First we say a general indignation among Cusqueños for the abuses of power by the government on the protestors of Apurimac, a department next to Cusco. The population there was protesting not only the environmental contamination due to the Las Bambas mine, but also the lack of interest on the part of the government to defend the interests of ordinary people.
They demand a more fair treatment, better opportunities for employment, and sustainable development for their region. In exchange they received forceful repression from the governmental forces that is more inclined to defend the interests of large private businesses, such as the mining companies, than those of the common person.
We have seen similar actions from the government in the nearby Department of Arequipa. Because of its proximity to Cusco, it is considered a sister state.
People in Arequipa protested against the Tia Maria mining project. The protests there have been developing since the first of the year. Besides establishing an unproductive dialogue, the government seems to only use force against the population to repress the protests.

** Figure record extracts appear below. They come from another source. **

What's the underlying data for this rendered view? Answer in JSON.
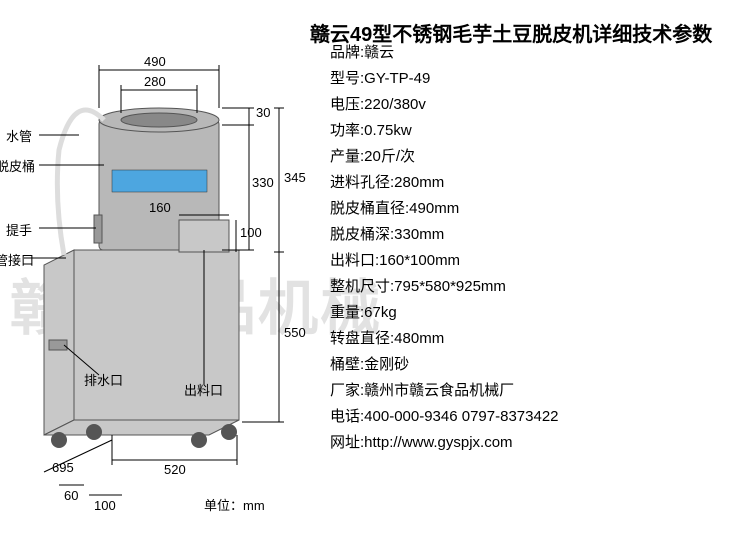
{
  "title": "赣云49型不锈钢毛芋土豆脱皮机详细技术参数",
  "watermark": "赣云食品机械",
  "diagram": {
    "unit_label": "单位：mm",
    "dims": {
      "top_outer": "490",
      "top_inner": "280",
      "rim_h": "30",
      "barrel_h": "330",
      "right_total_upper": "345",
      "chute_w": "160",
      "chute_h": "100",
      "body_h": "550",
      "depth": "695",
      "caster_gap": "60",
      "caster_gap2": "100",
      "width": "520"
    },
    "labels": {
      "water_pipe": "水管",
      "peel_barrel": "脱皮桶",
      "handle": "提手",
      "inlet": "水管接口",
      "drain": "排水口",
      "outlet": "出料口"
    }
  },
  "specs": [
    {
      "k": "品牌:",
      "v": "赣云"
    },
    {
      "k": "型号:",
      "v": "GY-TP-49"
    },
    {
      "k": "电压:",
      "v": "220/380v"
    },
    {
      "k": "功率:",
      "v": "0.75kw"
    },
    {
      "k": "产量:",
      "v": "20斤/次"
    },
    {
      "k": "进料孔径:",
      "v": "280mm"
    },
    {
      "k": "脱皮桶直径:",
      "v": "490mm"
    },
    {
      "k": "脱皮桶深:",
      "v": "330mm"
    },
    {
      "k": "出料口:",
      "v": "160*100mm"
    },
    {
      "k": "整机尺寸:",
      "v": "795*580*925mm"
    },
    {
      "k": "重量:",
      "v": "67kg"
    },
    {
      "k": "转盘直径:",
      "v": "480mm"
    },
    {
      "k": "桶壁:",
      "v": "金刚砂"
    },
    {
      "k": "厂家:",
      "v": "赣州市赣云食品机械厂"
    },
    {
      "k": "电话:",
      "v": "400-000-9346 0797-8373422"
    },
    {
      "k": "网址:",
      "v": "http://www.gyspjx.com"
    }
  ],
  "colors": {
    "machine_body": "#c8c8c8",
    "machine_top": "#b8b8b8",
    "badge": "#4da6e0",
    "text": "#000000",
    "watermark": "#cccccc",
    "bg": "#ffffff"
  }
}
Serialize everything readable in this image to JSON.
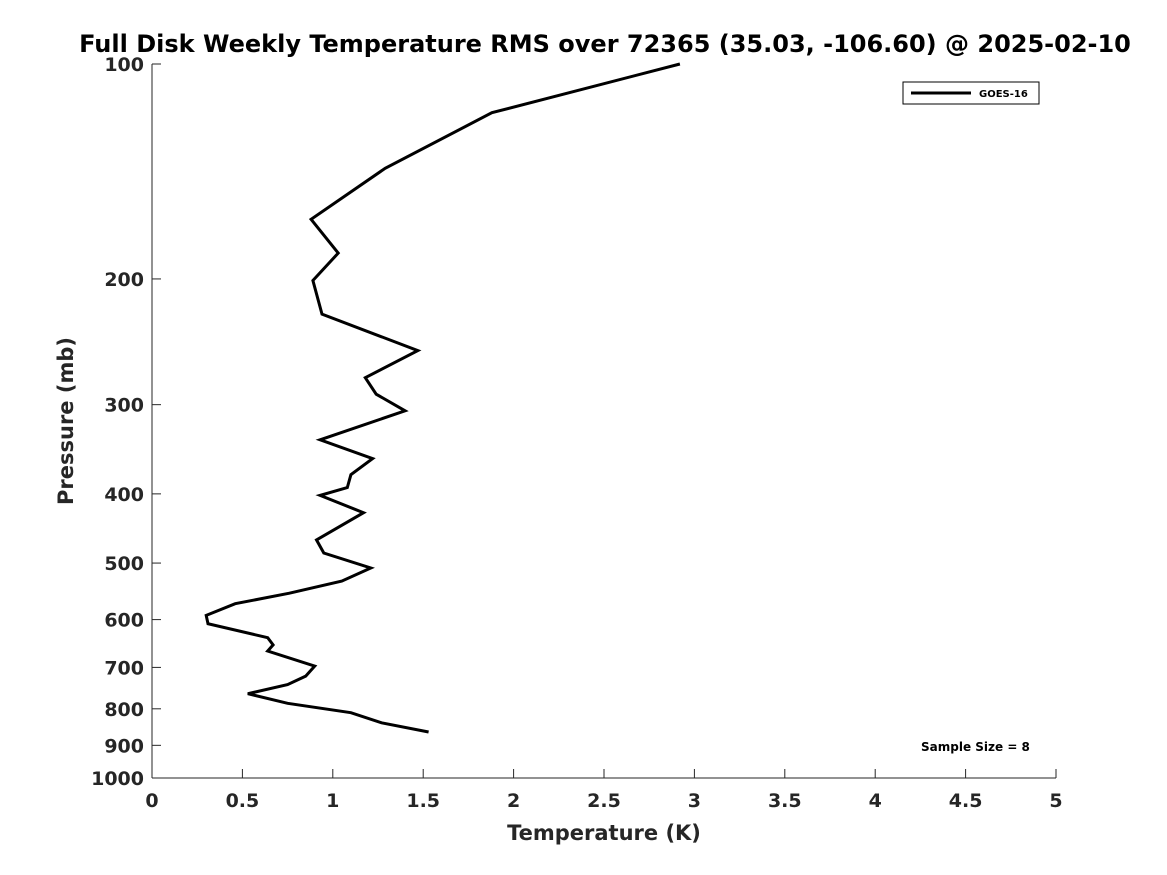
{
  "chart_data": {
    "type": "line",
    "title": "Full Disk Weekly Temperature RMS over 72365 (35.03, -106.60) @ 2025-02-10",
    "xlabel": "Temperature (K)",
    "ylabel": "Pressure (mb)",
    "xlim": [
      0,
      5
    ],
    "ylim": [
      1000,
      100
    ],
    "y_scale": "log",
    "y_reversed": true,
    "grid": false,
    "legend_position": "top-right",
    "x_ticks": [
      0,
      0.5,
      1,
      1.5,
      2,
      2.5,
      3,
      3.5,
      4,
      4.5,
      5
    ],
    "x_tick_labels": [
      "0",
      "0.5",
      "1",
      "1.5",
      "2",
      "2.5",
      "3",
      "3.5",
      "4",
      "4.5",
      "5"
    ],
    "y_ticks": [
      100,
      200,
      300,
      400,
      500,
      600,
      700,
      800,
      900,
      1000
    ],
    "y_tick_labels": [
      "100",
      "200",
      "300",
      "400",
      "500",
      "600",
      "700",
      "800",
      "900",
      "1000"
    ],
    "series": [
      {
        "name": "GOES-16",
        "color": "#000000",
        "x": [
          2.92,
          1.88,
          1.29,
          0.88,
          1.03,
          0.89,
          0.94,
          1.47,
          1.18,
          1.24,
          1.4,
          0.93,
          1.22,
          1.1,
          1.08,
          0.93,
          1.17,
          0.91,
          0.95,
          1.21,
          1.05,
          0.76,
          0.46,
          0.3,
          0.31,
          0.64,
          0.67,
          0.64,
          0.9,
          0.85,
          0.75,
          0.53,
          0.75,
          1.1,
          1.27,
          1.53
        ],
        "y": [
          100,
          117,
          140,
          165,
          184,
          201,
          224,
          252,
          275,
          290,
          306,
          336,
          357,
          376,
          392,
          402,
          425,
          464,
          484,
          508,
          530,
          551,
          570,
          592,
          608,
          636,
          651,
          664,
          697,
          720,
          740,
          762,
          786,
          810,
          837,
          862
        ]
      }
    ],
    "annotations": [
      {
        "text": "Sample Size = 8"
      }
    ]
  }
}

In both cases we have seen loss of life. In the case of Apurimac, three people from rural communities were killed in the protests.
A straw seems to have broken the camel’s back for the people of Cusco. It pushed them from their complacency. The straw was the passage of Legislative Decree number 1198 that gives the state the right to give as concessions portions of our national monumental heritage, the sites left by our ancestors.
This all made the ears of our town stand up. People began asking what is the government doing. The people’s spirits were already high but Cusco lives from tourism. Every year we receive around 2,500,000 tourists and they provide the principle economic activity for our city and region. They were surprised the government would make a degree that seemed unbelievable by the majority of the population.
As a result the various civil organizations of our city gathered—workers, merchants, unions, professional schools, students, teachers, rural organizations, among others—took the first step of entering the streets of our city to protest against the government’s actions in the mines and in its thought to privative management of our crucial tourist sites.
The measure brought together many people who shared indignation at the government’s actions. The bitterness was widespread.
The news that our fellows in Apurimac had died made the protests even stronger as did the general disinterest on the part of the government for the opinions and feelings of civil society.
People are prepared to continue with measures of struggle and have announced a likely a regional paralyzation of social and economic activity in order to get the attention and demand the retraction of the aforementioned legislative decree.